La existencia de alguna patología crónica en el paciente afectado por un dolor osteomuscular agudo puede confundir la adecuada valoración de este último por el farmacéutico. En este sentido, la existencia previa de enfermedades osteomusculares degenerativas o reumáticas (artritis, artrosis, osteoporosis, etc.) debe ser valorado y excluirse por completo como origen del cuadro doloroso agudo. Si el origen no es claro, la recomendación evidente es la remisión al médico. Igualmente, si el cuadro doloroso se relaciona con una lesión deportiva en un paciente que ya ha experimentado esa misma lesión con anterioridad, se hace recomendable la visita al traumatólogo, para una revisión en profundidad.

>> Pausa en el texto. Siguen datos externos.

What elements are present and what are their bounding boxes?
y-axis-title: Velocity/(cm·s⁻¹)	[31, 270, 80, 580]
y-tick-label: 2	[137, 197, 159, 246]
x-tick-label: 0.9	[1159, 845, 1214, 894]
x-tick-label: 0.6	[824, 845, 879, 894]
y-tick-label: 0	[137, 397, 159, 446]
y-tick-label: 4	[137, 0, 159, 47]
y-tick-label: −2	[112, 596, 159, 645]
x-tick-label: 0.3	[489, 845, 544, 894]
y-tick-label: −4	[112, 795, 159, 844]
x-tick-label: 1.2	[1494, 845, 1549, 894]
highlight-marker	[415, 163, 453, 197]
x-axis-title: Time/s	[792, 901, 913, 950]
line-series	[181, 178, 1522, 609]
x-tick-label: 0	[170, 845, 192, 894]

En general, la recomendación de tratamiento, salvadas las comentadas excepciones, mediante el empleo de medicamentos no sujetos a prescripción médica, suele decantarse hacia el empleo en primera instancia de AINE por vía oral, para reducir el dolor agudo. Para amortiguar el dolor residual y, eventualmente, la inflamación, puede echarse mano de los preparados tópicos. Generalmente, se prefiere a los AINE tópicos para aquellos procesos donde el dolor esté claramente asociado a un cuadro inflamatorio relacionado con contusiones, bursitis, etc. Esta opción puede ser especialmente interesante como primer tratamiento, cuando la administración sistémica de AINE esté contraindicada por la presencia de alguna patología (úlcera gastroduodenal, asma, etc.) o por el riesgo de interacciones con otros tratamientos actualmente en curso. Por su parte, los medicamentos contrairritantes están indicados en los dolores que no estén asociados a cuadros inflamatorios evidentes. Por este motivo, se recomienda su uso preferentemente en contracturas musculares, mialgias y lumbalgias.